SaaS security in 2021
The migration toward subscription-based services via the SaaS business model isn’t new this year — it’s part of a larger shift away from on-premises datacenters, applications, etc., that has been underway for years. The pandemic accelerated the shift, boosting SaaS subscriptions as companies looked for virtual collaboration and meeting tools.
What is new on a larger scale is the way employees interact with business applications, and that has implications for IT departments worldwide. As a result, companies have to make sure the SaaS vendors keep their company’s data secure, and that their employees use of these SaaS solutions is secure also when end users are not connected to the office network.
In 2021, IT professionals will contend with security risks that have been increased by the expanded use of multiple SaaS vendors, proliferating endpoints and advances in hacking techniques. They’ll respond by beefing up security in three important ways:
IT will up-level security architecture
New ways of interacting with apps will require new thinking about security architecture in the coming year.

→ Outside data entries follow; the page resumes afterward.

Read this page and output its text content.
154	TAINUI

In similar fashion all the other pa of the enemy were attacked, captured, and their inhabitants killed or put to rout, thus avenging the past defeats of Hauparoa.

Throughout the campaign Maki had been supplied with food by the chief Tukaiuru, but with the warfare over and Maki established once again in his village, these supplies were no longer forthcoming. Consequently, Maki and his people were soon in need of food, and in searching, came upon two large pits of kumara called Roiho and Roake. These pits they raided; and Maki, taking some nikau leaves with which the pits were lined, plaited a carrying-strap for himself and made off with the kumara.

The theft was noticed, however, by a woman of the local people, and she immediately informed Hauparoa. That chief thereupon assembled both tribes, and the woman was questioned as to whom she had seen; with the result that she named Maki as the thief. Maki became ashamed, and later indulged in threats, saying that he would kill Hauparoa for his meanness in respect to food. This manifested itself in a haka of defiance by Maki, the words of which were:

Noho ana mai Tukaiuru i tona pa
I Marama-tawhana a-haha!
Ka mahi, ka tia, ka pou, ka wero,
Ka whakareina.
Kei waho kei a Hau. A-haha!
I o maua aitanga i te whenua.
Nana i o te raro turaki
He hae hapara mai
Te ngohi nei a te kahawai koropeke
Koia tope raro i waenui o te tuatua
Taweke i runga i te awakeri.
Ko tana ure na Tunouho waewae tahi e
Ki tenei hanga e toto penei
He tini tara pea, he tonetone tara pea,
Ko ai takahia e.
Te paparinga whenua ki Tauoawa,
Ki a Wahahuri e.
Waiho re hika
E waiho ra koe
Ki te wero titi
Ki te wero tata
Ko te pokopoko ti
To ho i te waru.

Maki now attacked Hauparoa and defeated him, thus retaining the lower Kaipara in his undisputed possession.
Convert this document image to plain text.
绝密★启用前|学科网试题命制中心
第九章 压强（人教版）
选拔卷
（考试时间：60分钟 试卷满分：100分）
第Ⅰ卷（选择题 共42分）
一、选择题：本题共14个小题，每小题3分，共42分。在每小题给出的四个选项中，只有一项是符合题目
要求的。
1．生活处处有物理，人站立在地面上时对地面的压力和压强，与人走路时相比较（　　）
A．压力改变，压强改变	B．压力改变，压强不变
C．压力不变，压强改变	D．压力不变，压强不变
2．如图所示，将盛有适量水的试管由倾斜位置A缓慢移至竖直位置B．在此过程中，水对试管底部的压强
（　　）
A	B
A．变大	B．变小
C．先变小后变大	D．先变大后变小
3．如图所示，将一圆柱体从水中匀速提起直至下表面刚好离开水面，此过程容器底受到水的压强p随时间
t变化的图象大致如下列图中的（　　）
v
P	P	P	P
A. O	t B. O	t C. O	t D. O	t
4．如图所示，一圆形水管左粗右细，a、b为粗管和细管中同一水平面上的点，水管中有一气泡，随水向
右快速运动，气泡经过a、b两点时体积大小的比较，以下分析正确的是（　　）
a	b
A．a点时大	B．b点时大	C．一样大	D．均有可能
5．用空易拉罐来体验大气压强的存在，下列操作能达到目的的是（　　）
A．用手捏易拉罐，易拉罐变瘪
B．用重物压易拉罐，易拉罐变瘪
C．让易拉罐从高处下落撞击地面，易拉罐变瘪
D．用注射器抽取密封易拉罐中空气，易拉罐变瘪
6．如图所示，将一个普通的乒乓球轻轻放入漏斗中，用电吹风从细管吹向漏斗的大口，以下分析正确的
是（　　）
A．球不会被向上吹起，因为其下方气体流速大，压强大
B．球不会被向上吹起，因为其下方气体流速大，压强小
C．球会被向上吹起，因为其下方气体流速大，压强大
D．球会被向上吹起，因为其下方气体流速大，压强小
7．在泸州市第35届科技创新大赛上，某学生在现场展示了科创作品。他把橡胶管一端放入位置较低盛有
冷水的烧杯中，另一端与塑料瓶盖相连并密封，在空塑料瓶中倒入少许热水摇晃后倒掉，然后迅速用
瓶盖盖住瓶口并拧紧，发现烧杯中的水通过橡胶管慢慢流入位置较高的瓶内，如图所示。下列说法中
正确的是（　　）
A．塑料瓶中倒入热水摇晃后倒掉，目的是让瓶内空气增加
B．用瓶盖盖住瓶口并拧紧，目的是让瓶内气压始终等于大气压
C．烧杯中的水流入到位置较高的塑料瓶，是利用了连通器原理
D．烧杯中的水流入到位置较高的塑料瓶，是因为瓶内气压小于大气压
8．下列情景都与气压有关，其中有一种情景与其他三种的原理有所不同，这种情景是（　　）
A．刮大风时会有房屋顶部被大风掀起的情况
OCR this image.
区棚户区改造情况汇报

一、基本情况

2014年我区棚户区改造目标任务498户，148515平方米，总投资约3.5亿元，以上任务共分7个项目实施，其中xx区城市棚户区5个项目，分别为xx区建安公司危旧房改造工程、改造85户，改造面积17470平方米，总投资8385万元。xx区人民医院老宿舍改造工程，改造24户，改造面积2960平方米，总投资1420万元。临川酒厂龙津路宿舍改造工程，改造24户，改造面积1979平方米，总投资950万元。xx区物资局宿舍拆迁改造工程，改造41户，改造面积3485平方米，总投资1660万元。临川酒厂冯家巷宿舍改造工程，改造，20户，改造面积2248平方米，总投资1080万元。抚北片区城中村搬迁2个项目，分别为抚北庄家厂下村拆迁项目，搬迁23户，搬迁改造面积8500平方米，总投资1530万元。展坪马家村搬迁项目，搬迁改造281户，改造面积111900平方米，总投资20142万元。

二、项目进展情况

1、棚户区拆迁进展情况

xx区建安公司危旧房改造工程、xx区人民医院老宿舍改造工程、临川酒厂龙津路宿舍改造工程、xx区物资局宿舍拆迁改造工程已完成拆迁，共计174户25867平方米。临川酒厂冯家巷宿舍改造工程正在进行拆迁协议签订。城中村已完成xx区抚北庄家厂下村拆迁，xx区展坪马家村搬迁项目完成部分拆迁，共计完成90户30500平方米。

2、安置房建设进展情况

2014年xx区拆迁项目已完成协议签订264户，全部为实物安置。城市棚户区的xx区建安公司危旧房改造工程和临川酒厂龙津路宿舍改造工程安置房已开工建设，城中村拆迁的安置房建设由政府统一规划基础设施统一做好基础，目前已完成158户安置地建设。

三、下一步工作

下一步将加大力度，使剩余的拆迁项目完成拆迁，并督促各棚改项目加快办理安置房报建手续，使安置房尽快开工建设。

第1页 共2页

IP whitelisting for SaaS access only works when employees log into the network before accessing a cloud solution, but there is an increased trend to have direct connections to cloud solutions.
IT will respond with cloud native solutions to reassert control over crucial functions like patch management, configuration management and endpoint protection for devices that aren’t connected to the company network. They’ll also look for BYOD security strategies and take a more modern approach to security architecture that includes cloud-based security and access management protections, such as multifactor authentication and federation with SaaS applications.
Additional security architecture measures in 2021 may include reviews of SIEM log integration and partnership with cloud access security brokers. It will be critical for IT to strike a balance between security policy enforcement and business requirements via the security architecture.
Multidisciplinary teams will improve governance in the SaaS era
It’s clear to IT leaders that unvetted SaaS solutions (shadow IT) pose a variety of risks, including exposure of sensitive information, data ownership issues and regulatory compliance problems. The question is who is best suited to mitigate those risks, and in 2021, more companies will find that it takes a multidisciplinary strategy.
A proactive governance approach requires a defined process involving a multidisciplinary team that ensures visibility and directly addresses risks to keep exposure within acceptable levels. Companies have to classify data in terms of integrity, confidentiality and availability to find the ideal balance between security and costs and determine acceptable risk levels.
Cloud providers share responsibility to keep data secure along with the company, so it’s important to define exactly who is responsible for what. Companies typically manage user access, endpoint devices and data while SaaS vendors oversee apps, virtual machines, databases, etc.
To fulfill their governance objectives, IT leaders will look for SaaS providers that offer multiple configuration options, including password settings/identity federations and authorization models, as well as availability plans to meet goals related to recovery time and recovery points.
Companies will take a macro approach to evaluating SaaS vendors
Comparing vendor security measures against their company’s defined requirements on every point is a tall order, given the volume of cloud solutions employees are adopting. In the coming year, companies will be more likely to evaluate and reevaluate vendors from a higher level by looking at factors like vendor security certifications and assurance reports (ISO 27001, SOC1/SOC2, etc.).
IT leaders will also rely on questionnaires to document security practices, using best practices from organizations like the Cloud Security Alliance to define requirements. Testing will also play a role, either via access to third-party penetration tests shared by the vendor or the vendor’s willingness to accommodate customers’ requests to perform their own tests.
Companies should realize that many SaaS providers will use sub providers, such as AWS, Micosoft Azure or Google Cloud, to host their services. These will bring many benefits as the SaaS provider can leverage the build in security capabilities of those providers. At the same time SaaS users should evaluate that the SaaS vendor does its part to keep data secure as it interacts with the underlying cloud provider.
Additionally, IT will demand that vendors upgrade customer capabilities, including the ability to identify federations or password settings, define user roles, segregate duties, etc. IT will also require the ability to conduct system-to-system integrations in a secure manner when necessary and make sure data location meets any applicable regulatory requirements, such as GDPR compliance.
Use of SaaS solutions surged during the pandemic, and it’s clear that trend will continue into 2021. It’s been a challenge for IT teams to protect data while rapidly expanding access to the devices, solutions and information that enabled business continuity during a once-in-a-century global health emergency. IT leaders and their teams at millions of companies have done heroic work over the past several months.
As 2021 gets underway, IT will be looking to consolidate gains and ensure safe operations. The most forward-thinking IT professionals will meet new requirements by upgrading security architecture, taking a more expansive approach to governance and evaluating vendors more efficiently. These steps will allow their companies to enjoy the benefits of a SaaS environment while mitigating the risks more effectively.